Adventures in Reading

Story of a Typhoon Off the Coast of Japan by Jack London
“In the sun’s path they wandered, where every ripple, great or small, every little spit or spray looked like molten silver, where the water lost its dark green color and became a dazzling, silvery flood, only to vanish and become a wild waste of sullen turbulence, each dark foreboding sea rising and breaking, then rolling on again. The dash, the sparkle, the silvery light soon vanished with the sun which became obscured by black clouds that were rolling swiftly in from the west, northwest; apt heralds of the coming storm” from “Story of a Typhoon Off the Coast of Japan” from the Short Stories of Jack London.

The other morning I went through my books to pull all of the short story books and collections I had. Originally I thought that I was going to be limited in my reading ambition only to pull more than fifty volumes. For my next short story, I asked my partner to select the book and he handed me the Short Stories of Jack London. Best known for his elemantal man versus nature novels of the “Northlands,” London wrote more than 200 short stories in his life time.
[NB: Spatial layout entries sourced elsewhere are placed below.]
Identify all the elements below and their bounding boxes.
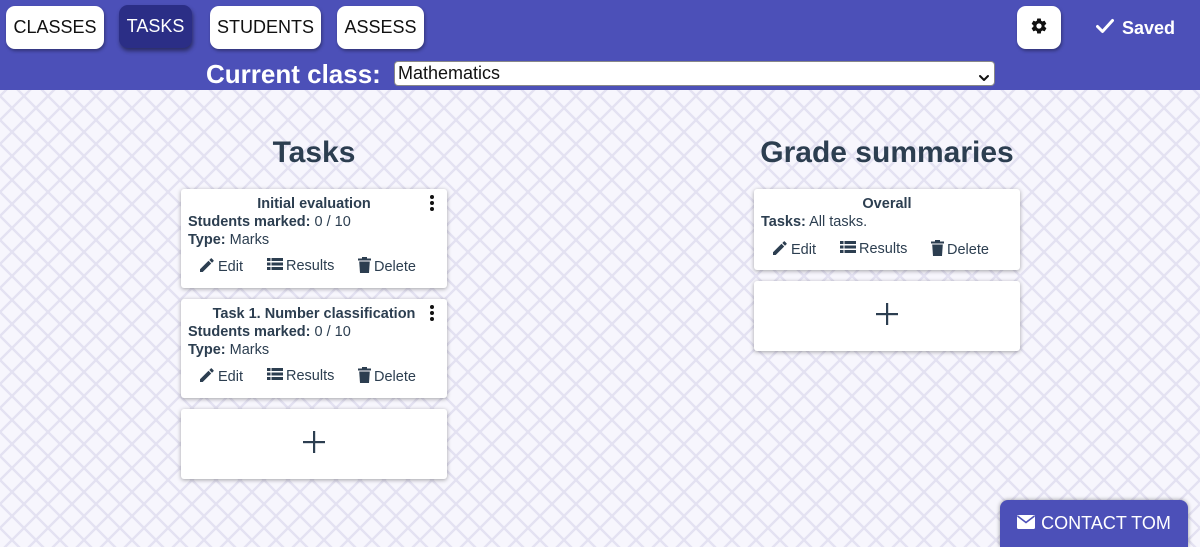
list-icon (267, 257, 283, 275)
current-class-value: Mathematics (398, 63, 501, 83)
edit-label: Edit (218, 259, 243, 275)
students-marked-label: Students marked: (188, 324, 311, 340)
delete-label: Delete (947, 242, 989, 258)
students-marked-line: Students marked: 0 / 10 (188, 324, 351, 340)
task-type-label: Type: (188, 232, 226, 248)
plus-icon (876, 302, 898, 330)
nav-students-button[interactable]: STUDENTS (210, 6, 321, 49)
contact-label: CONTACT TOM (1041, 513, 1171, 533)
nav-tasks-button[interactable]: TASKS (119, 5, 192, 48)
settings-button[interactable] (1017, 6, 1061, 49)
results-button[interactable]: Results (840, 240, 907, 258)
delete-label: Delete (374, 259, 416, 275)
chevron-down-icon (978, 68, 990, 89)
results-label: Results (286, 258, 335, 274)
top-bar: CLASSES TASKS STUDENTS ASSESS Saved Curr… (0, 0, 1200, 90)
kebab-menu-icon[interactable] (427, 195, 437, 211)
results-button[interactable]: Results (267, 367, 334, 385)
grade-summary-card: Overall Tasks: All tasks. Edit Results D… (754, 189, 1020, 270)
pencil-icon (199, 257, 215, 277)
trash-icon (358, 367, 371, 387)
pencil-icon (199, 367, 215, 387)
task-card: Task 1. Number classification Students m… (181, 299, 447, 398)
current-class-label: Current class: (206, 58, 381, 89)
list-icon (840, 240, 856, 258)
task-type-line: Type: Marks (188, 232, 269, 248)
students-marked-line: Students marked: 0 / 10 (188, 214, 351, 230)
tasks-heading: Tasks (272, 136, 356, 169)
kebab-menu-icon[interactable] (427, 305, 437, 321)
task-name: Task 1. Number classification (212, 306, 416, 322)
summary-tasks-line: Tasks: All tasks. (761, 214, 867, 230)
trash-icon (931, 240, 944, 260)
students-marked-value: 0 / 10 (314, 324, 351, 340)
task-type-line: Type: Marks (188, 342, 269, 358)
summary-tasks-label: Tasks: (761, 214, 806, 230)
delete-button[interactable]: Delete (358, 257, 416, 277)
task-card: Initial evaluation Students marked: 0 / … (181, 189, 447, 288)
current-class-select[interactable]: Mathematics (394, 61, 995, 86)
edit-label: Edit (218, 369, 243, 385)
saved-label: Saved (1122, 17, 1176, 38)
add-task-button[interactable] (181, 409, 447, 479)
nav-classes-button[interactable]: CLASSES (6, 6, 104, 49)
plus-icon (303, 430, 325, 458)
check-icon (1096, 18, 1114, 39)
summary-name: Overall (862, 196, 912, 212)
contact-button[interactable]: CONTACT TOM (1000, 500, 1188, 547)
add-grade-summary-button[interactable] (754, 281, 1020, 351)
delete-button[interactable]: Delete (931, 240, 989, 260)
grade-summaries-heading: Grade summaries (760, 136, 1014, 169)
task-type-label: Type: (188, 342, 226, 358)
delete-button[interactable]: Delete (358, 367, 416, 387)
pencil-icon (772, 240, 788, 260)
delete-label: Delete (374, 369, 416, 385)
results-label: Results (859, 241, 908, 257)
gear-icon (1030, 17, 1048, 38)
task-type-value: Marks (229, 342, 270, 358)
summary-tasks-value: All tasks. (809, 214, 868, 230)
current-class-row: Current class: (206, 59, 381, 89)
trash-icon (358, 257, 371, 277)
students-marked-label: Students marked: (188, 214, 311, 230)
edit-button[interactable]: Edit (199, 257, 243, 277)
edit-button[interactable]: Edit (772, 240, 816, 260)
results-label: Results (286, 368, 335, 384)
saved-status: Saved (1096, 16, 1175, 40)
task-name: Initial evaluation (257, 196, 371, 212)
results-button[interactable]: Results (267, 257, 334, 275)
nav-assess-button[interactable]: ASSESS (337, 6, 424, 49)
task-type-value: Marks (229, 232, 270, 248)
edit-label: Edit (791, 242, 816, 258)
list-icon (267, 367, 283, 385)
envelope-icon (1017, 513, 1036, 534)
students-marked-value: 0 / 10 (314, 214, 351, 230)
edit-button[interactable]: Edit (199, 367, 243, 387)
The first story in this collection is “Story of a Typhoon Off the Coast of Japan,” which was London’s first “short story” at 17 won him first place and $25, or a month’s wages, in a San Francisco competition. London remarked “Once … I won a prize essay of twenty-five dollars from a San Francisco paper over the heads of Stanford and California Universities, both of which were represented by second and third place through their undergraduates. This gave me hope for achieving something ultimately.”
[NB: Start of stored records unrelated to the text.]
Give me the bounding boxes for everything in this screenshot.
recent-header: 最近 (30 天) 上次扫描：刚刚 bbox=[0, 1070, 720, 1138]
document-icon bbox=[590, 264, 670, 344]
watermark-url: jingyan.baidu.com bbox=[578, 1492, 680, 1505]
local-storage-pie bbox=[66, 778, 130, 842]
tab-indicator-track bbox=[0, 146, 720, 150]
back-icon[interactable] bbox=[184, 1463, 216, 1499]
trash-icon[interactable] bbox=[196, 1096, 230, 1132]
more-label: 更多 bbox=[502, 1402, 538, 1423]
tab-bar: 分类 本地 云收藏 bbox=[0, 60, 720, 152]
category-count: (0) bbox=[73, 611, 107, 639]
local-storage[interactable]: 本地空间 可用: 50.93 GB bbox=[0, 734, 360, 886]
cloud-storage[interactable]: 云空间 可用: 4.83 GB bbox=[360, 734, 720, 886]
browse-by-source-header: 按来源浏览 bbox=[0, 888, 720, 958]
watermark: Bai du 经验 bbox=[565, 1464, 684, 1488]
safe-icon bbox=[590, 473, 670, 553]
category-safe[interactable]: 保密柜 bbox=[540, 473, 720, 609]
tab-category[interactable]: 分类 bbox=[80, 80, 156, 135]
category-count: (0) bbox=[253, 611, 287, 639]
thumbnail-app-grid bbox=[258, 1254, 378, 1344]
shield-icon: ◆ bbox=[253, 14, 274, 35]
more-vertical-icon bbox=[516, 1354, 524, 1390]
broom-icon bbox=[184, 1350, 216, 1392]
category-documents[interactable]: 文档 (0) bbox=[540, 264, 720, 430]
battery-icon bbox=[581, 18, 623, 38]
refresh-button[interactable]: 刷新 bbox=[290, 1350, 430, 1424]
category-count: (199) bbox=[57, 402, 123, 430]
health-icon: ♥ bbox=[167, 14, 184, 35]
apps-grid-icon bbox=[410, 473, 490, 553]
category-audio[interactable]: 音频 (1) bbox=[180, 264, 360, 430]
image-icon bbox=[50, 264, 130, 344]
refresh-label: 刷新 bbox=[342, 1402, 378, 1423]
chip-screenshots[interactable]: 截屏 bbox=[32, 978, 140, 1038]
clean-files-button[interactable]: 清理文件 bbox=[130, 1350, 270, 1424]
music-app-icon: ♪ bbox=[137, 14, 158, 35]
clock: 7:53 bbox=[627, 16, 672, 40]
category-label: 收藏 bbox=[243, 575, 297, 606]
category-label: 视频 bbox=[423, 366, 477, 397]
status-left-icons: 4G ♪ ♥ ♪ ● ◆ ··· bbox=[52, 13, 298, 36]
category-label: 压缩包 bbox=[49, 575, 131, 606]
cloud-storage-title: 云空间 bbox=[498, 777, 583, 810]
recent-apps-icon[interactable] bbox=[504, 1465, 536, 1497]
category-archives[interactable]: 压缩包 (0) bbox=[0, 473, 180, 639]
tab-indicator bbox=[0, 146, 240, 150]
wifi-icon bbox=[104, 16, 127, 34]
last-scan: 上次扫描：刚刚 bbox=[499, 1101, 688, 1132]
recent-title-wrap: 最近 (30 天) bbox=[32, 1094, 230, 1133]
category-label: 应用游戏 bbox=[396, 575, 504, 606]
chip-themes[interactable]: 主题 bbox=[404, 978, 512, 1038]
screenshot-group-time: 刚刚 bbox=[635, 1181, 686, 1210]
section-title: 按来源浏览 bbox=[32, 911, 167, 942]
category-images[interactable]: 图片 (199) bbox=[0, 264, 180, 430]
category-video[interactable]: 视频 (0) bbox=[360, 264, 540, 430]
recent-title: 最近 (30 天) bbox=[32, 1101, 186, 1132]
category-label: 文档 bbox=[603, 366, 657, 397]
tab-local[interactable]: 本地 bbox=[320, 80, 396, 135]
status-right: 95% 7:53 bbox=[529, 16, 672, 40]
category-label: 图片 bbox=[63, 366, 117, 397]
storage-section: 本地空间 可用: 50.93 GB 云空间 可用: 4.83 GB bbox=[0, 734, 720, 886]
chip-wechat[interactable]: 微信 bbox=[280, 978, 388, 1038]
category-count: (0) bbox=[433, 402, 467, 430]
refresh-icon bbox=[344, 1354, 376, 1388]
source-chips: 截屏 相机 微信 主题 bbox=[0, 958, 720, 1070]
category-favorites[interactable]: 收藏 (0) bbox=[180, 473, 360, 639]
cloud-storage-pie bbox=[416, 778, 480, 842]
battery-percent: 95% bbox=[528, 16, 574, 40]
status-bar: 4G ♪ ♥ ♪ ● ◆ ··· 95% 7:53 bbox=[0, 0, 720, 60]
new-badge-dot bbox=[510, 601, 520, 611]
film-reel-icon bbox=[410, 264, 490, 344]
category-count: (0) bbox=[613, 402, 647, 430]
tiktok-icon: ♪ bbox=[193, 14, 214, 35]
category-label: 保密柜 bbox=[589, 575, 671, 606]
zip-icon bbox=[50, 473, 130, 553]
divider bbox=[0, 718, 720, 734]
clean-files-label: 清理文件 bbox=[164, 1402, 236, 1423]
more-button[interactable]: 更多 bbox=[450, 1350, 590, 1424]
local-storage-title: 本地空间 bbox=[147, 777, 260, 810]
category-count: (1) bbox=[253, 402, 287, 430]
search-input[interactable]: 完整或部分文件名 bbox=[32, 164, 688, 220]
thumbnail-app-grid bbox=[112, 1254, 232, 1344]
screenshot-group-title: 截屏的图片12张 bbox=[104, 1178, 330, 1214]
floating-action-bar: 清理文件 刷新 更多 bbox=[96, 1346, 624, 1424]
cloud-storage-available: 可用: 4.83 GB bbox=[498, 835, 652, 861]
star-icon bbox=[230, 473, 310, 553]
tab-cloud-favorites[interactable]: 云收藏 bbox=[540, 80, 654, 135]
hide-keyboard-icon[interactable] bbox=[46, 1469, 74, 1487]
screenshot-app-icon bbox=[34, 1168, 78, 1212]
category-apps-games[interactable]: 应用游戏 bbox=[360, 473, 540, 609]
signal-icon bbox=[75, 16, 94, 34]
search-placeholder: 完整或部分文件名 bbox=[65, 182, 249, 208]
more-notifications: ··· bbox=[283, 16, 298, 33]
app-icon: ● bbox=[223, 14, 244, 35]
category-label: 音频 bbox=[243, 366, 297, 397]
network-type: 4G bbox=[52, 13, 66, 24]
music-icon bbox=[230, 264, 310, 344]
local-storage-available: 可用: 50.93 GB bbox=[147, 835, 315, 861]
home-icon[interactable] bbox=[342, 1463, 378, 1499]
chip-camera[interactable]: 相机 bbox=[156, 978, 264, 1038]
The introduction to the collection refers to “Typhoon” as a “‘short story.'” It was written for an essay contest after all, but I cannot aptly define what a short story is and thus won’t reject “Typhoon” as not being a short story. I did struggle with it, however. Typhoon is filled with technical nautical terms and a linear narrative style that encouraged me to scan. It wasn’t a gripping tale by any means (“Typhoon” seems a bit of an exaggeration) and it took some self-persuading to reread the story.

Keeping in mind the early date of “Typhoon” (November 12, 1893), London’s inexperience as a writer, and that it is based on real life happenings of the teenage London from the summer before, the story also has its successes. Like the introduction quote to this post, London delivers a few gripping detailed scenes that are adventurously beautiful and charge the reader’s senses. A remark from Alfred Kazin describes “the greatest story Jack London ever wrote was the story he lived” and “Typhoon” allows a sweeping view of what is to come in London’s life time.

As well, the concluding scene where the “‘bricklayer'” is sewn into a canvas coffin and thrown overboard after dying of consumption brings some effect to the story. In some ways the scene is unnecessary and disconnected from the actual typhoon but it does create complexity for the story. As a child I read London’s novels and loved the stories of the super men and dogs of the north, and it was intriguing to read about the teenage London and his first step into writing.


Jack London is disturbingly foxy.

There, I said it.

Comment by Mary

Mary: I love finding pictures of authors being entirely “unwriterly.” I think this picture hits the nail on the head with Jack London, but you are right – he is quite the attractive person.